Saturday, November 18, 2023

Socialist Principles: An Overview (1989)

From issue 6 of the World Socialist Review

Membership in the World Socialist Party of the United States requires an understanding of and agreement with what we consider to be the basics of scientific socialism. We have always been convinced that a worldwide system based upon production for use, rather than for sale on a market, requires that a majority of the population be socialist in attitude. Events since the establishment of the World Socialist Movement have, we maintain, proved the validity of this judgment. In our opinion, if you agree, generally, with the following statements, you are a socialist and belong with us.

1. Capitalism, even with reforms, cannot function in the interests of the working class. Capitalism, by its very nature, requires continual “reforms”; yet reforms cannot alter the basic relationship of wage-labor and capital and would not be considered, to begin with, if their legislation would lead to disturbing this relationship. Reforms, in other words, are designed to make capitalism more palatable to the working class by holding out the false hope of an improvement in their condition. To whatever extent they afford improvement, reforms benefit the capitalist class, not the working class.

2. To establish socialism the working class must must gain control of the powers of government through their political organization. It is by virtue of its control of state power that the capitalist class is able to perpetuate its system. State power gives control of the main avenues of education and propaganda—either directly or indirectly—and of the armed forces that frequently and efficiently crush ill-conceived working class attempts at violent opposition. The one way it is possible in a highly developed capitalism to oust the capitalist class from its ownership and control over the means of production and distribution is to first strip it of its control over the state. Once this is accomplished the state will be converted from a government over people to administration of the affairs of man.
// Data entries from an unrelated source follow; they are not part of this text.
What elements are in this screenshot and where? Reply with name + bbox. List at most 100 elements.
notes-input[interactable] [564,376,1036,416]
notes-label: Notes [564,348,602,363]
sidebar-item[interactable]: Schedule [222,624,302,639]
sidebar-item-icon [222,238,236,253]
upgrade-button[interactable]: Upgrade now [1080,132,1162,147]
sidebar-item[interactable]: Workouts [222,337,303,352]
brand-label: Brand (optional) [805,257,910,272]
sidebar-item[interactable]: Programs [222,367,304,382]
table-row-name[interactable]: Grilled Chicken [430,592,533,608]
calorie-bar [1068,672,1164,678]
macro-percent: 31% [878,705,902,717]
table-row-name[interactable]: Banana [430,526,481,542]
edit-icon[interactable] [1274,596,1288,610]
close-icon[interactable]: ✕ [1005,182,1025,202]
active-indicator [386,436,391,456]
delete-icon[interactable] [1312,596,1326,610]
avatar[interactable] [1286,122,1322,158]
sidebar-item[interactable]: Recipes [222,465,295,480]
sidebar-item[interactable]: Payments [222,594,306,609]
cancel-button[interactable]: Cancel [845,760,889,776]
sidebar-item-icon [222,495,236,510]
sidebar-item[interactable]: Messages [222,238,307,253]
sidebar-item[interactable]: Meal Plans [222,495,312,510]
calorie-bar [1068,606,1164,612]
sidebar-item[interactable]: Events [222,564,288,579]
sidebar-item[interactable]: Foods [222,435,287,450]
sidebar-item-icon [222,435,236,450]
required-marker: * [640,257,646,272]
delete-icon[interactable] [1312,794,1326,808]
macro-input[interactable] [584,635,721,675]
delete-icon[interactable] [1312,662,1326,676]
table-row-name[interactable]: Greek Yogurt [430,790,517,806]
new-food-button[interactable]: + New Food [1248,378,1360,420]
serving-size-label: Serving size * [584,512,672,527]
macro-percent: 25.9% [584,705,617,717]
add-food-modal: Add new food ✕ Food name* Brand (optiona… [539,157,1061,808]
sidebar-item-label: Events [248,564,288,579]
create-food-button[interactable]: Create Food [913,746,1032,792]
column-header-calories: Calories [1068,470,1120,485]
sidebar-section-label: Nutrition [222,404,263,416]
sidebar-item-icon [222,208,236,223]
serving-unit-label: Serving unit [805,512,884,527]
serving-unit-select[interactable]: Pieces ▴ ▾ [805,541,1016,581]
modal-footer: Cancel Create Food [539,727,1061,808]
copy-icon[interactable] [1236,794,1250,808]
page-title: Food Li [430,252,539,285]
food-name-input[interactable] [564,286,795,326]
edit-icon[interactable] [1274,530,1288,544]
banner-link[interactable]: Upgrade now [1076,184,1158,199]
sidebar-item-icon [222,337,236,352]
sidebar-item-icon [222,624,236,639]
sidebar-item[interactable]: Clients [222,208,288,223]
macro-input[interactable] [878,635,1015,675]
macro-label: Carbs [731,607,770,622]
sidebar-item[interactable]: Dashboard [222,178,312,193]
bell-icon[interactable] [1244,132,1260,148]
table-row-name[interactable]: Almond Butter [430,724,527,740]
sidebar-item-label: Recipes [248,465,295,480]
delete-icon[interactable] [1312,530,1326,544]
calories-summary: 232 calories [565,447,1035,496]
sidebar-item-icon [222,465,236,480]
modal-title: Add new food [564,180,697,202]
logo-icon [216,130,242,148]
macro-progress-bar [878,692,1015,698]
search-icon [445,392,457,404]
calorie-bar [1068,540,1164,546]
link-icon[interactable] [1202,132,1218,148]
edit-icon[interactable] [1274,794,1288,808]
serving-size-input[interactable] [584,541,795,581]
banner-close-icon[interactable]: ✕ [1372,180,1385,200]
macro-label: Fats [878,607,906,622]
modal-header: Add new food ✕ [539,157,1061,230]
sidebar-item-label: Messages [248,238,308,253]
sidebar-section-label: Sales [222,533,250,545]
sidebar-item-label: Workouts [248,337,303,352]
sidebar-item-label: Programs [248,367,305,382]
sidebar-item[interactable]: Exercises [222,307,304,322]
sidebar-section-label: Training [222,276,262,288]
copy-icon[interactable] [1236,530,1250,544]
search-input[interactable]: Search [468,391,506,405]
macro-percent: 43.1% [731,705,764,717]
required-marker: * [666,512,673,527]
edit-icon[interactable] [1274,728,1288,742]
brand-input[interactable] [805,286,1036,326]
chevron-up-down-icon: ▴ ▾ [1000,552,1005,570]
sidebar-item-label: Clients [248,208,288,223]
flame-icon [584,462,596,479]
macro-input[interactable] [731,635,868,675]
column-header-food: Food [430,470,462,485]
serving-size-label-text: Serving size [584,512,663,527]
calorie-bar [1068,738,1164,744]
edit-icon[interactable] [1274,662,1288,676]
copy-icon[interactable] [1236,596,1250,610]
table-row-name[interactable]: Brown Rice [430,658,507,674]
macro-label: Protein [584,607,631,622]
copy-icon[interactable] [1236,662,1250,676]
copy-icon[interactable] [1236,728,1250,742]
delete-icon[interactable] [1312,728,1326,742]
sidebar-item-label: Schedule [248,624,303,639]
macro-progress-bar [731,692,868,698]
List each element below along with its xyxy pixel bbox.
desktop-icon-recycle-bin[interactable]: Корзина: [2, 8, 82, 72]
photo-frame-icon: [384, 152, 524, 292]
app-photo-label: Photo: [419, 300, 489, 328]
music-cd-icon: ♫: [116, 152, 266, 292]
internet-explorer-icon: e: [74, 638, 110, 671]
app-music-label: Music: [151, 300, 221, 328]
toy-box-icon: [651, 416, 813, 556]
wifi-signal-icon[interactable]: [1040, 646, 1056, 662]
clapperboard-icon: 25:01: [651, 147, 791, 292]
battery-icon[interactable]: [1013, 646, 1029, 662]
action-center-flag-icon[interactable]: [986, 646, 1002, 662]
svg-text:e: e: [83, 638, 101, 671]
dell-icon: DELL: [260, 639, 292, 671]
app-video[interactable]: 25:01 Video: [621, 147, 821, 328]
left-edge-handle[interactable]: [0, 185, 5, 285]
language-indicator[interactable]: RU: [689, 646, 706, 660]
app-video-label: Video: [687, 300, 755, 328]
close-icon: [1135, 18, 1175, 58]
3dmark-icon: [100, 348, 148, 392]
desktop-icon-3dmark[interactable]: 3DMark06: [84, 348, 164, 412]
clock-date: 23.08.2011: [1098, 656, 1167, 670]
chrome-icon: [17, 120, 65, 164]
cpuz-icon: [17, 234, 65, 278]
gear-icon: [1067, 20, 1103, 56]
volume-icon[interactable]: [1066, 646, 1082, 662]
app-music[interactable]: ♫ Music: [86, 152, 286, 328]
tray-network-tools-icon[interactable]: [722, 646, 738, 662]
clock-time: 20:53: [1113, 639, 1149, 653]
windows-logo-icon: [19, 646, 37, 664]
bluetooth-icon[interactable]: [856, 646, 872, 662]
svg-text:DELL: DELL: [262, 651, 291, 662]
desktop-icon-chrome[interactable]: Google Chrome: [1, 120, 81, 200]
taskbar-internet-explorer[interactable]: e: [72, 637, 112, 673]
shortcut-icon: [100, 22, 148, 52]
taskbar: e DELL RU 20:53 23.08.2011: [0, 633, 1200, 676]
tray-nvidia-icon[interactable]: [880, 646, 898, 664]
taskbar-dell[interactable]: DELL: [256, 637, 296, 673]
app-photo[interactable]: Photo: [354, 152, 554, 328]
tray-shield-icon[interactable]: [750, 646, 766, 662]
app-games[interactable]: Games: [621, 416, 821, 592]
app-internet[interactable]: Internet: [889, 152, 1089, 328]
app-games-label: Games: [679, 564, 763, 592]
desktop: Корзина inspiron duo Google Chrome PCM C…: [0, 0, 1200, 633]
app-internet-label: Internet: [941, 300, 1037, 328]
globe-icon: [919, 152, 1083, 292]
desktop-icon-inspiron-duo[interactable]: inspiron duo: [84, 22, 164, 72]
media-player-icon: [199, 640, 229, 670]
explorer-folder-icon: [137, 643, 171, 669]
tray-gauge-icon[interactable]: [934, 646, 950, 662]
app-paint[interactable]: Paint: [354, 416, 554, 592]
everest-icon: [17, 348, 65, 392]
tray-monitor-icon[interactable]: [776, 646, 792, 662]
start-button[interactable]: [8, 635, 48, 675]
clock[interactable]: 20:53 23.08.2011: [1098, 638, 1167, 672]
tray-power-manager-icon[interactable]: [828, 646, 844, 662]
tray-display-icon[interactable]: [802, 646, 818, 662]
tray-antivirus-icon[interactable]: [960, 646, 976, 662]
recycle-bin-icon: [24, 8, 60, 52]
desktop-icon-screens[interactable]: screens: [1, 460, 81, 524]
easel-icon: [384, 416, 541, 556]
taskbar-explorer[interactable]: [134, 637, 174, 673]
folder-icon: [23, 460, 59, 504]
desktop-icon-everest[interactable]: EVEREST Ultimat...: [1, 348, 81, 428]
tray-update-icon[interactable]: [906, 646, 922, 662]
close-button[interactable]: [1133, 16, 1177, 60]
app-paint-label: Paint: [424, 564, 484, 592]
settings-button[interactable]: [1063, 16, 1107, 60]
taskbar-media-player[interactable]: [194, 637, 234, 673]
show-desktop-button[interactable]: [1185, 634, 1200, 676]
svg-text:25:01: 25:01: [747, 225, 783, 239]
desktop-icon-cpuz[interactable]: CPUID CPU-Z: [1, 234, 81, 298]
The World Socialist Party of the United States advocates the ballot, and no other method, as a means of abolishing capitalism.

3. Members of the World Socialist Party do not support—either directly or indirectly—members of any other political party. It is always possible, even if difficult in some instances, to vote for world socialism by writing in the name of the Party and a member for a particular legislative office. Our main task, however, is to make socialists and not to advocate use of the ballot for anything short of socialism.

4. The World Socialist Party rejects the theory of leadership. Neither individual “great” personalities nor “revolutionary vanguards” can bring the world one day closer to socialism. The emancipation of the working class “must be the work of the working class itself.” Educators to explain socialism, yes! Administrators to carry out the will of the majority of the membership, yes! But leaders or ‘Vanguards,” never!

5. There is an irreconcilable conflict between scientific socialism and religion. Socialists reject religion for two main reasons: (a) Religion divides the universe into spiritual and physical realms and all religions offer their adherents relief from their earthly problems through some form of appeal to the spiritual. Socialists see the cause of the problems that wrack mankind as material and political. We see the solution as one involving material and political, not spiritual, means, (b) Religions ally themselves with the institutions of class society. Particular religious organizations and leaders may, and frequently do, rebel against what they deem injustice, even suffering imprisonment and worse for their efforts. But they seek their solutions within the framework of the system socialists aim to abolish. One cannot understand the development of social evolution by resorting to religious ideas.

6. The system of society in Russia, China and in all of the other so-called socialist or communist countries is state capitalism. Goods and services, in those countries, as in avowedly capitalist lands, are produced for sale on a market with a view to profit and not, primarily, for use. The placing of industry under the control of the state in no way alters the basic relationships of wage labor and capital. The working class remains a class of wage slaves. The class that controls the state remains a parasitical, surplus-value eating class.

7. Trade unionism is the means by which wage workers organize to “bargain collectively” in order that they might sell their labor power at the best possible price, and to try to improve working conditions. The unorganized have no economic weapon with which to resist the attempts of capital to beat down their standards. But unions must work within the framework of capitalism. They are useful, then, to but a limited extent. They can do nothing toward lessening unemployment for example. In fact, they encourage employers to introduce more efficient methods in order to overcome added costs of higher wages and thereby hasten and increase unemployment. More and more the tendency of industry is toward a greater mass of production with fewer employees. Unions must by their very nature, encourage such development although they are also known, occasionally, to resist this natural trend through what employers like to call “featherbedding.” As Marx put it: instead of the conservative motto, “a fair day’s pay for a fair day’s work,” the workers ought to inscribe upon their banner “abolition of the wages system.”